Artık gün geçmiyor ki, Filistin militanlarının İsraillilere karşı bir saldırısı olmasın ve İsrail askeri güçlerinin Filistinlilere karşı bir misillemesi gerçekleşmesin...
Son bir hafta içinde bölgede olup bitenler, bu kısır döngünün aşılamadığını, şiddet tırmandıkça da, kalıcı barış bir yana, gerçek bir ateşkesin sağlanması umutlarının dahi kaybolduğunu gösteriyor.
Şiddet zincirine her gün eklenen bir halka, iki tarafta da öfkeyi, nefreti ve intikam duygularını daha da körüklüyor.
Artık öyle bir noktaya gelindi ki, dış güçlerin (BM'nin, ABD'nin ve AB'nin) girişimleri de fayda etmiyor. İki tarafta da liderler sanki bu "felaket oyunu"nu sürdürmeye kararlı.
* * *
GEREKÇELER belli: İki taraf da, her kanlı olayın ardından aynı argümanlarını tekrarlayıp duruyor.
Şaron yönetiminin tezi şu: İsrail masaya oturmaya hazır; ama önce terör eylemlerinin tamamen durması lazım. Şaron bu "tamamen" terimi üzerinde ısrarla duruyor. Yani İsrail ancak "sıfır şiddet" noktasına ulaşıldığı zaman, barış sürecine dönecek... İsrail, Filistin örgütlerinin - çoğu zaman sivil hedeflere karşı - giriştiği saldırıların sorumluluğunu Arafat'a yüklüyor. İsrailliler, Arafat isterse, etkinliğini kullanırsa, bu örgütleri zapturapt altına alabileceği kanısında. Ama Şaron'a göre, Arafat'ın kurumları dahi terör kampanyasının içinde. (Son örnek: Silahlar gemisi)...

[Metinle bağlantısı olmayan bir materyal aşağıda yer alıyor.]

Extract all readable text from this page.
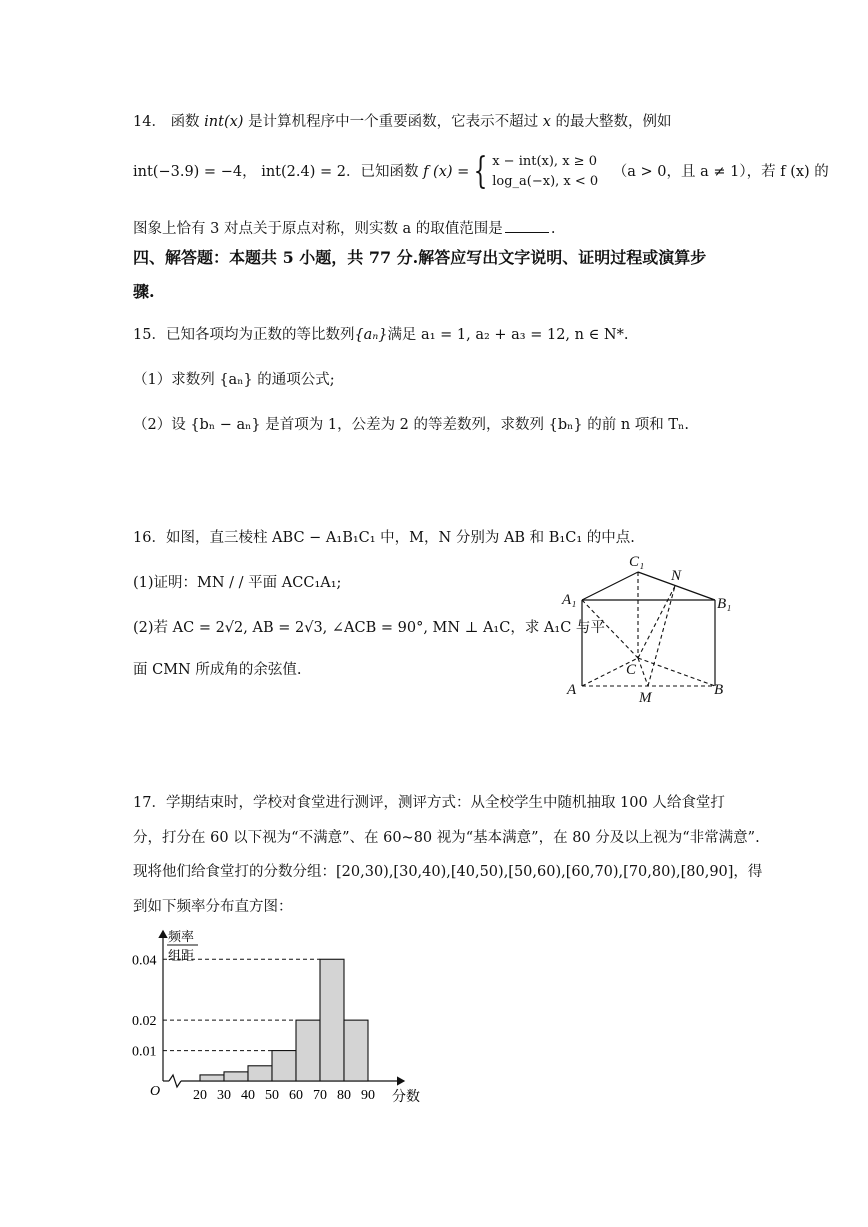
14． 函数 int(x) 是计算机程序中一个重要函数，它表示不超过 x 的最大整数，例如
int(−3.9) = −4， int(2.4) = 2．已知函数 f (x) = { x − int(x), x ≥ 0
log_a(−x), x < 0
（a > 0，且 a ≠ 1），若 f (x) 的
图象上恰有 3 对点关于原点对称，则实数 a 的取值范围是	.
四、解答题：本题共 5 小题，共 77 分.解答应写出文字说明、证明过程或演算步
骤.
15．已知各项均为正数的等比数列{aₙ}满足 a₁ = 1, a₂ + a₃ = 12, n ∈ N*.
（1）求数列 {aₙ} 的通项公式;
（2）设 {bₙ − aₙ} 是首项为 1，公差为 2 的等差数列，求数列 {bₙ} 的前 n 项和 Tₙ.
16．如图，直三棱柱 ABC − A₁B₁C₁ 中，M，N 分别为 AB 和 B₁C₁ 的中点.
(1)证明：MN / / 平面 ACC₁A₁;
(2)若 AC = 2√2, AB = 2√3, ∠ACB = 90°, MN ⊥ A₁C，求 A₁C 与平
面 CMN 所成角的余弦值.
C₁
N
A₁	B₁
A
C
M	B
17．学期结束时，学校对食堂进行测评，测评方式：从全校学生中随机抽取 100 人给食堂打
分，打分在 60 以下视为“不满意”、在 60~80 视为“基本满意”，在 80 分及以上视为“非常满意”.
现将他们给食堂打的分数分组：[20,30),[30,40),[40,50),[50,60),[60,70),[70,80),[80,90]，得
到如下频率分布直方图：
频率
组距
O	分数
0.01
0.02
0.04
20 30 40 50 60 70 80 90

Filistin yönetiminin görüşü ise şöyle: Şaron, barış istemiyor, Filistin topraklarını işgal altında tutmayı amaçlıyor. İsrail ordusu, bazı terör eylemlerini bahane ederek, Filistin topraklarındaki kent ve kasabalara giriyor, Filistin halkına saldırıyor... Arafat masaya oturmaya hazır. Ama İsrail onu saf dışı etmiş bulunuyor. Ramallah'ta İsrail tanklarının gölgesinde yaşamaya zorlanan Arafat'ın hele bu durumda Filistin örgütlerini kontrol etmesi olanaksız...
Bu karşılıklı iddialar ve suçlamalar çerçevesinde, iki taraf da katı pozisyonlarını sürdürüyor ve böylece intifadanın başladığı günlerden itibaren giderek tırmanan şiddet kısır döngüsü bir türlü kırılamıyor.
* * *
BUNUN en tehlikeli yanı, her geçen günün bölgeyi barıştan daha da uzaklaştırması ve topyekün bir savaşa yaklaştırmasıdır.

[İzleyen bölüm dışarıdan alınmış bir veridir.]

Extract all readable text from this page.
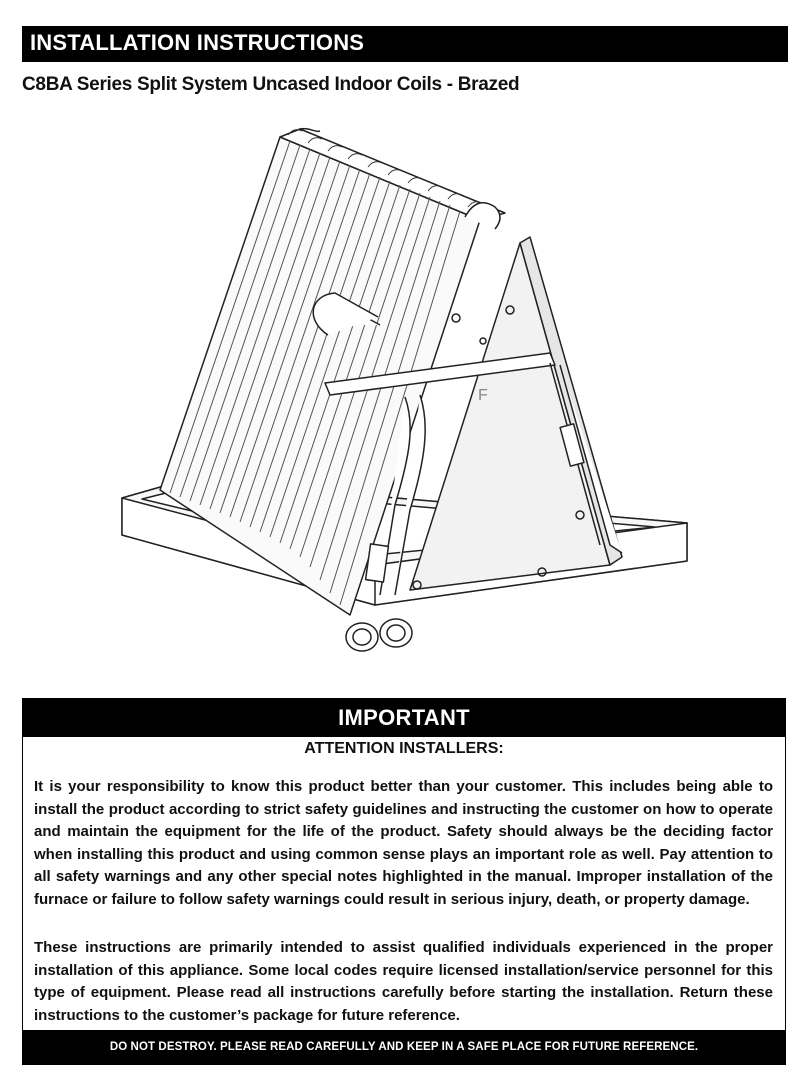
INSTALLATION INSTRUCTIONS
C8BA Series Split System Uncased Indoor Coils - Brazed
F
IMPORTANT
ATTENTION INSTALLERS:

It is your responsibility to know this product better than your customer. This includes being able to install the product according to strict safety guidelines and instructing the customer on how to operate and maintain the equipment for the life of the product. Safety should always be the deciding factor when installing this product and using common sense plays an important role as well. Pay attention to all safety warnings and any other special notes highlighted in the manual. Improper installation of the furnace or failure to follow safety warnings could result in serious injury, death, or property damage.

These instructions are primarily intended to assist qualified individuals experienced in the proper installation of this appliance. Some local codes require licensed installation/service personnel for this type of equipment. Please read all instructions carefully before starting the installation. Return these instructions to the customer’s package for future reference.

DO NOT DESTROY. PLEASE READ CAREFULLY AND KEEP IN A SAFE PLACE FOR FUTURE REFERENCE.
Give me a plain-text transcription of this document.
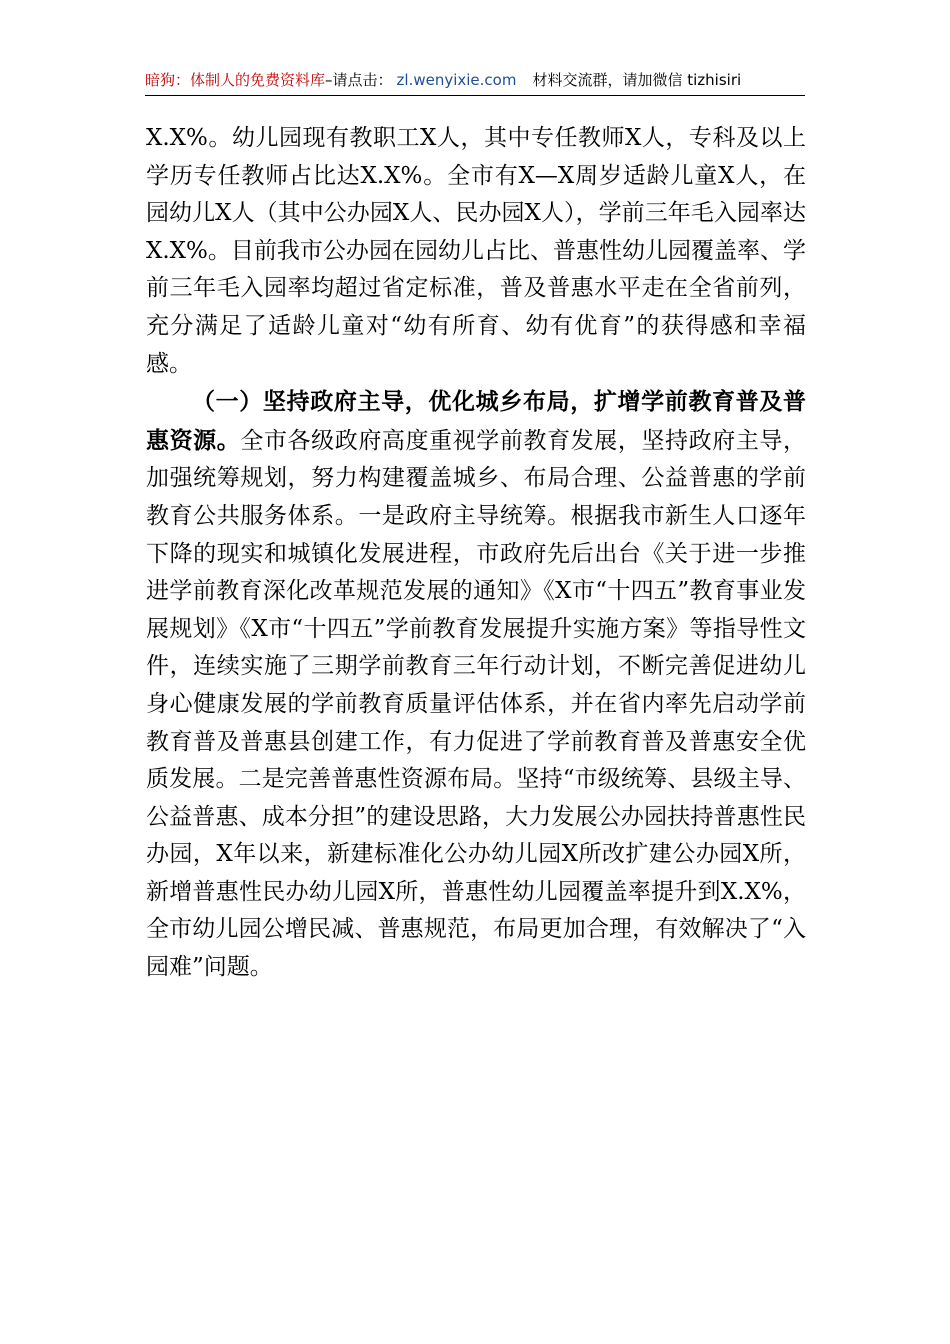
暗狗：体制人的免费资料库–请点击： zl.wenyixie.com 材料交流群，请加微信 tizhisiri

X.X%。幼儿园现有教职工X人，其中专任教师X人，专科及以上学历专任教师占比达X.X%。全市有X—X周岁适龄儿童X人，在园幼儿X人（其中公办园X人、民办园X人），学前三年毛入园率达X.X%。目前我市公办园在园幼儿占比、普惠性幼儿园覆盖率、学前三年毛入园率均超过省定标准，普及普惠水平走在全省前列，充分满足了适龄儿童对“幼有所育、幼有优育”的获得感和幸福感。

（一）坚持政府主导，优化城乡布局，扩增学前教育普及普惠资源。全市各级政府高度重视学前教育发展，坚持政府主导，加强统筹规划，努力构建覆盖城乡、布局合理、公益普惠的学前教育公共服务体系。一是政府主导统筹。根据我市新生人口逐年下降的现实和城镇化发展进程，市政府先后出台《关于进一步推进学前教育深化改革规范发展的通知》《X市“十四五”教育事业发展规划》《X市“十四五”学前教育发展提升实施方案》等指导性文件，连续实施了三期学前教育三年行动计划，不断完善促进幼儿身心健康发展的学前教育质量评估体系，并在省内率先启动学前教育普及普惠县创建工作，有力促进了学前教育普及普惠安全优质发展。二是完善普惠性资源布局。坚持“市级统筹、县级主导、公益普惠、成本分担”的建设思路，大力发展公办园扶持普惠性民办园，X年以来，新建标准化公办幼儿园X所改扩建公办园X所，新增普惠性民办幼儿园X所，普惠性幼儿园覆盖率提升到X.X%，全市幼儿园公增民减、普惠规范，布局更加合理，有效解决了“入园难”问题。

İntifada son zamanlarda daha vurucu ve yaygın boyutlar almıştır. Bugün İsrail ile Filistin arasında gerçek bir savaş durumu vardır. Gerçi bundan önceki Arap - İsrail savaşlarından farklı olarak, klasik bir devletlerarası savaş değil bu (diğer Arap ülkeleri olaya karışmıyor). Ama, Filistinliler şimdi, "geliştirilmiş bir intifada"ya, yani fiilen iyi örgütlenmiş bir savaşa girişmiş bulunuyor. Buna karşılık İsrail de ağır ve sofistike silahlarını da kullanarak karşılık veriyor. Bu savaşı şimdi durdurmak - örneğin geçen yıla oranla - daha zor...
Bir başka sorun da, şiddetle geçen her günün, iki tarafta da kin ve nefreti artırması, dolayısı ile barışçı çözüm şansını (ve ileride iki ulusun huzur içinde yan yana yaşaması olanağını) yok etmesidir...
Bugün İsrail ve Filistin toplumlarında marjinal duruma gelmesi gereken militan veya aşırı unsurların seslerini daha çok yükselttikleri, halk kitlelerinin de onları desteklediği görülüyor. Bu, geçen yıl bu ölçüde tehlikeli bir noktada değildi.
Eğer bugün de bu gidişat durdurulamazsa, bu "felaket oyunu"nun sonu gelmeyeceği gibi bunun acısını iki taraf ile birlikte, bütün dünya çekecektir.